Avis Budget has said the closure is part of a “wider restructuring across our global operations, where we are taking targeted actions to simplify processes, improve returns”.
Its latest financial reports noted revenues had declined as drivers took fewer and shorter trips. “These changes reflect the ongoing impact of the cost-of-living crisis, which is dampening demand for non-essential services,” it said.
The Capital's Specific Hurdles
Yet, industry observers noted that London has specific problems that made it much harder for the company and its rivals to succeed.
- Inconsistent Rules: Across 33 boroughs, car-club operators face a mosaic of varying processes and prices that made it harder.
- Congestion Charge: The closure coincides with electric cars start paying London’s congestion charge, adding extra expenses.
- Unequal Parking Fees: Residents in some boroughs pay just £63 for a annual electric car parking permit. A floating car club would pay over £1,100 per year, creating a major disincentive.
“We should literally be charged one-twentieth of a resident’s permit,” said Robert Schopen of Co Wheels. “We’re taking cars off the street. We introduce cleaner models in their place.”
Lessons from Abroad
Other European countries offer models for London to follow.
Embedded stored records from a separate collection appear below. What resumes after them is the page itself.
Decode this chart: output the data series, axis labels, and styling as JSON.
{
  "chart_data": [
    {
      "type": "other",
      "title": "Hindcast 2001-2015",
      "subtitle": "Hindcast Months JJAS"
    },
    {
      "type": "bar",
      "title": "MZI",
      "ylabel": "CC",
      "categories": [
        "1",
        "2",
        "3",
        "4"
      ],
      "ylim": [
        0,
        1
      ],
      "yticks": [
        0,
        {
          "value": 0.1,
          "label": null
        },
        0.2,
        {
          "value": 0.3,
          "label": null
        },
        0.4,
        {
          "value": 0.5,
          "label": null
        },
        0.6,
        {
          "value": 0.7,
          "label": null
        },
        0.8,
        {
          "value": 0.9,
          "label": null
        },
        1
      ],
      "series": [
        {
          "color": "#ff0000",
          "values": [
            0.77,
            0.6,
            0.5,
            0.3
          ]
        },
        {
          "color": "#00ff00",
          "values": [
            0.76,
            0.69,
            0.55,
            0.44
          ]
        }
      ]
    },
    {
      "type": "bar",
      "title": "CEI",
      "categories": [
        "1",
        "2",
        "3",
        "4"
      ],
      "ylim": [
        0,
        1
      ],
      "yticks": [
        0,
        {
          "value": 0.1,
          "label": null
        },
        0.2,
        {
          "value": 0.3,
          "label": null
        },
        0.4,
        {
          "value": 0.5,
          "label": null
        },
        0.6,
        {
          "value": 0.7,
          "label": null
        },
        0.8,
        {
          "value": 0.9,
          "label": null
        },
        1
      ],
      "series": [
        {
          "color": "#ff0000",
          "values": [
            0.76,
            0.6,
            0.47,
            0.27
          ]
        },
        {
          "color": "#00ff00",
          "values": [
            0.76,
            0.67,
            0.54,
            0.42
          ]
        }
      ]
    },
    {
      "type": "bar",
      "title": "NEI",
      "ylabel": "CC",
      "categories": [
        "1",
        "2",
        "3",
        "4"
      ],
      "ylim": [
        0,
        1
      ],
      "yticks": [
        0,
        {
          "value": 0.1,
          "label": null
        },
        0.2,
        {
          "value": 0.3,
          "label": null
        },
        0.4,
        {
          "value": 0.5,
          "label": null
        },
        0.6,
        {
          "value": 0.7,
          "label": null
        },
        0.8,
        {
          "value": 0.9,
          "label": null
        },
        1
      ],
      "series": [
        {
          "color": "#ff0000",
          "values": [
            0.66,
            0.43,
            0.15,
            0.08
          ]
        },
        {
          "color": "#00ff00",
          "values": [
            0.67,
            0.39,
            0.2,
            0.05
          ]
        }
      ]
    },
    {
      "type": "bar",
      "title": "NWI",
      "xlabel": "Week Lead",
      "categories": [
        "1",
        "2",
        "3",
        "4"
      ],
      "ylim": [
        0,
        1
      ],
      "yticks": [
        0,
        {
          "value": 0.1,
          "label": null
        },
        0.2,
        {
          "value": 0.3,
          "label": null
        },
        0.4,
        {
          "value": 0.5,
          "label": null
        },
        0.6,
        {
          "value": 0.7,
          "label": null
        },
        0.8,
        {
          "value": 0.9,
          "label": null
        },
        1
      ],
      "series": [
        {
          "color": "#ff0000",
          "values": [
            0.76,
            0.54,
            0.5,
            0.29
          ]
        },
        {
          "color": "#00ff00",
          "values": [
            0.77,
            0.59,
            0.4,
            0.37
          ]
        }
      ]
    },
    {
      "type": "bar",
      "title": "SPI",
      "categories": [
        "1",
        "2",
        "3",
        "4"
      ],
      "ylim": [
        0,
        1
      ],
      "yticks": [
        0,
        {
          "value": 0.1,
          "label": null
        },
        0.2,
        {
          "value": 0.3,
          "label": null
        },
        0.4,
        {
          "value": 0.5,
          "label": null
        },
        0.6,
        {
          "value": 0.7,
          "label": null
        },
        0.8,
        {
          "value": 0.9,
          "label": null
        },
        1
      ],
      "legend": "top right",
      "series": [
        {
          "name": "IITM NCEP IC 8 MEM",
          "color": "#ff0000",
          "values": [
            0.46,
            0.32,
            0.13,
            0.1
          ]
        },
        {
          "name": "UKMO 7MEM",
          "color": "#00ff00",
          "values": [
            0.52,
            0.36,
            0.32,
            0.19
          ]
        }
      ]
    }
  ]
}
Germany introduced national shared mobility laws in 2017, providing a unified system for parking, support and waivers. Now, the country has several shared cars per 10,000 people, while France has 2.1 and Belgium has 6.3. The UK lags behind at 0.7.
“The evidence shows is that car sharing around the world, especially in Europe, is growing,” commented Bharath Devanathan of Invers.
He suggested authorities should start to treat car sharing as a form of mass transit, and link it with train and bus stations. He added that one unnamed client was already seriously considering entering the London market: “There will be fill this gap.”
The Future Landscape
The company’s competitors can roughly be divided into two camps:
- Fleet Operators: Which maintain their own cars. This includes Denmark’s GreenMobility, France’s Free2Move, and Germany’s Miles Mobility.
- Person-to-Person Rentals: Which allow users to rent out their own vehicles via an app – a kind of Airbnb for cars. Examples Britain’s Hiyacar and the US’s Getaround and Turo.
One company, a US-headquartered P2P service, is assessing the UK gap. Rory Brimmer, its UK managing director, said there was a “big opportunity” to win more users. “There is a void that is going to need to be filled, because London still needs to move,” Brimmer said.
However, it could take some time for other players to establish themselves. For now, more people may choose to buy cars, and others across London will be left without access.
For Rotherhithe community kitchen, the coming weeks will be a scramble to find a solution. The logistical challenge caused by Zipcar’s exit highlights the broader impact of its departure on community groups and the prospects of car-sharing in the UK.